Volume 8, No. 11, November 2013
Neural Therapy Newsletter Index
Dear Colleagues:

At the recent Neural Therapy conference in Vienna, Austria, three case reports were presented. All three were complex and required many months of pain-staking and careful neural therapy for success. Potential interference fields were searched for all over the body and treated in the classical way, with dilute procaine injections. The patients' responses guided the process. Positive responses proved that the potential interference fields were significant. No response generally indicated that the potential interference field was a "red herring" (lead to nowhere).

I was impressed by the patience and skill shown by the presenting physicians, but also by the trust exhibited by the patients who were willing to endure so many injections. In countries where neural therapy is less well known, persuading patients to accept numerous injections (many fruitless) is more of a task.

This slow, systematic approach is in contrast to that producing the "lightning reaction" for which neural therapy is famous. Much has been made of the many lightning reactions obtained by the neural therapy pioneers of 60 or 70 years ago. There seem to be less now. The European neural therapists that I spoke to about this phenomenon blame poor regulation in the "ground system", i.e. a sluggish response to stimuli because of pervasive toxicity, hormonal disruption and malnutrition in the extracellular space of our patients.

American osteopathic physicians have told me the same thing. Osteopathic manipulation was more consistently effective in previous (healthier) generations.

The slow patient application of neural therapy is particularly important in treating certain chronic infections. I have already written about treatment of periodontal infections (Vol.4, No.10, Oct.2009), which generally take a number of treatments. However almost all settle down within two or three weeks of twice-weekly neural therapy treatments (whether by injection of procaine with a homeopathic or by Tenscam (+homeopathic) treatment.

Here is another case of chronic infection seen recently in my office, this time of a woman with an infected pilonidal sinus:

A 33 year old woman presented with an episode of acute low back pain that had begun suddenly 2 days before when getting up from her bed. There was a great deal of muscle spasm and her upper trunk was translated noticeably to one side.

This was a recurring problem for her ‐ each time precipitated by a minor unguarded movement and then lasting for several days. Spinal manipulation was helpful at times but did not seem to prevent further recurrences.

On this occasion the patient mentioned that she was having one of her recurring "flares" of an infected pilonidal sinus. Typically, a painful swelling would develop and then rupture, discharging pus before settling down, until the next time, ‐ sometimes only days later. Surgery had been offered to her, but (searching the internet) she realized that recurrence after surgery was common.

Autonomic response testing (ART) indicated that the pilonidal sinus was an interference field and that it might respond to an isopathic nosode (Sanum remedy ‐ Notakehl). The interference field was treated using the Tenscam device with a vial of nosode placed over the infected sinus.

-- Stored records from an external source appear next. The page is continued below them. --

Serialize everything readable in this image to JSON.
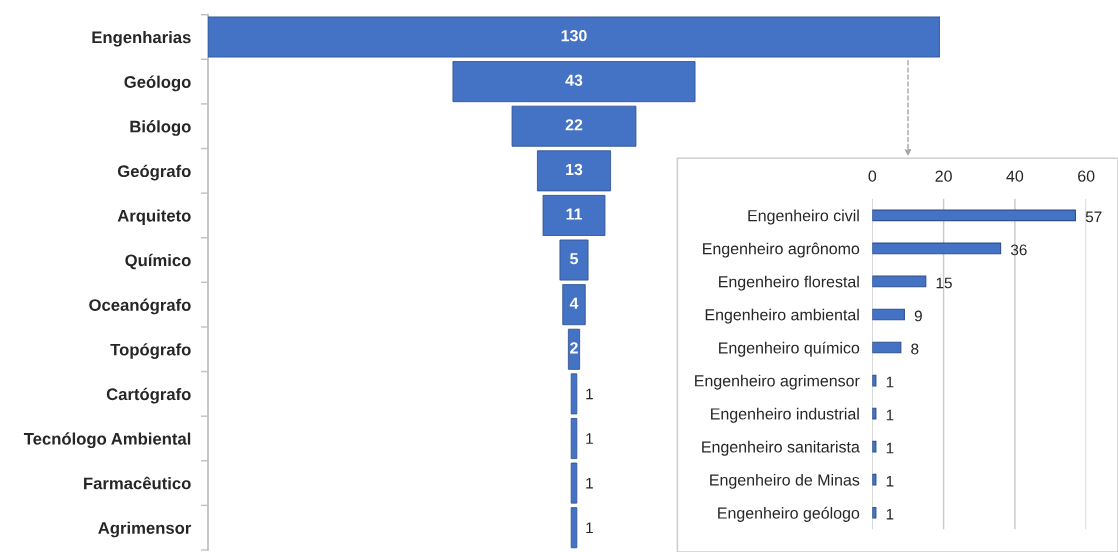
{
  "chart_data": [
    {
      "type": "other",
      "categories": [
        "Engenharias",
        "Geólogo",
        "Biólogo",
        "Geógrafo",
        "Arquiteto",
        "Químico",
        "Oceanógrafo",
        "Topógrafo",
        "Cartógrafo",
        "Tecnólogo Ambiental",
        "Farmacêutico",
        "Agrimensor"
      ],
      "values": [
        130,
        43,
        22,
        13,
        11,
        5,
        4,
        2,
        1,
        1,
        1,
        1
      ],
      "color": "#4472c4",
      "data_labels": true
    },
    {
      "type": "bar",
      "orientation": "horizontal",
      "categories": [
        "Engenheiro civil",
        "Engenheiro agrônomo",
        "Engenheiro florestal",
        "Engenheiro ambiental",
        "Engenheiro químico",
        "Engenheiro agrimensor",
        "Engenheiro industrial",
        "Engenheiro sanitarista",
        "Engenheiro de Minas",
        "Engenheiro geólogo"
      ],
      "values": [
        57,
        36,
        15,
        9,
        8,
        1,
        1,
        1,
        1,
        1
      ],
      "color": "#4472c4",
      "xlim": [
        0,
        60
      ],
      "xticks": [
        0,
        20,
        40,
        60
      ],
      "grid": "x",
      "data_labels": true
    }
  ]
}
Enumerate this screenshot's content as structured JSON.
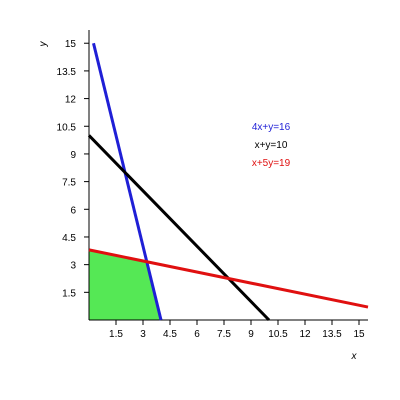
{
  "chart_data": {
    "type": "line",
    "xlabel": "x",
    "ylabel": "y",
    "xlim": [
      0,
      15.5
    ],
    "ylim": [
      0,
      15.5
    ],
    "x_ticks": [
      1.5,
      3,
      4.5,
      6,
      7.5,
      9,
      10.5,
      12,
      13.5,
      15
    ],
    "x_tick_labels": [
      "1.5",
      "3",
      "4.5",
      "6",
      "7.5",
      "9",
      "10.5",
      "12",
      "13.5",
      "15"
    ],
    "y_ticks": [
      1.5,
      3,
      4.5,
      6,
      7.5,
      9,
      10.5,
      12,
      13.5,
      15
    ],
    "y_tick_labels": [
      "1.5",
      "3",
      "4.5",
      "6",
      "7.5",
      "9",
      "10.5",
      "12",
      "13.5",
      "15"
    ],
    "grid": false,
    "legend": "inside, upper-right",
    "series": [
      {
        "name": "4x+y=16",
        "color": "#1f1fd6",
        "points": [
          [
            0.25,
            15
          ],
          [
            4,
            0
          ]
        ]
      },
      {
        "name": "x+y=10",
        "color": "#000000",
        "points": [
          [
            0,
            10
          ],
          [
            10,
            0
          ]
        ]
      },
      {
        "name": "x+5y=19",
        "color": "#e01010",
        "points": [
          [
            0,
            3.8
          ],
          [
            15.5,
            0.7
          ]
        ]
      }
    ],
    "feasible_region": {
      "color": "#55e855",
      "polygon": [
        [
          0,
          0
        ],
        [
          0,
          3.8
        ],
        [
          3.2,
          3.2
        ],
        [
          4,
          0
        ]
      ]
    }
  }
}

Drawing upon my experience with dental infections I suggested that the patient return twice a week for assessment and treatment. Within a week the back pain had settled, but more interestingly the patient reported that the pilonidal sinus region was feeling different ‐ "tighter". After 3 weeks, the "flares" were becoming less frequent and the interval between visits was increased. On most visits ART indicated an interference field needing treatment but as time went by, the pilonidal sinus appeared on certain visits to be quiescent.

At three months, flares were still occurring, but much less frequently, with less pain and the pus had become thicker and changed colour. At four months (the most recent visit), there had been no flares in several weeks.

The Dosch textbook warns that the response to neural therapy of infection may take longer than for an uncomplicated pain problem. Presumably, treatment alters the electrical and biochemical milieu of the interference field but time is needed for these changes to deal with the infection and the inflammatory process. This is consistent with Speransky's finding that the disease process is a chain reaction of biochemical processes, one feeding into the next.

Whatever the explanation, neural therapy of chronic infection can be effective, but it requires persistence and patience on the part of both physician and patient ‐ no dramatic interruption of body-wide cybernetic loops ‐ simply gradual alteration of the biochemical environment supporting the chronic infection.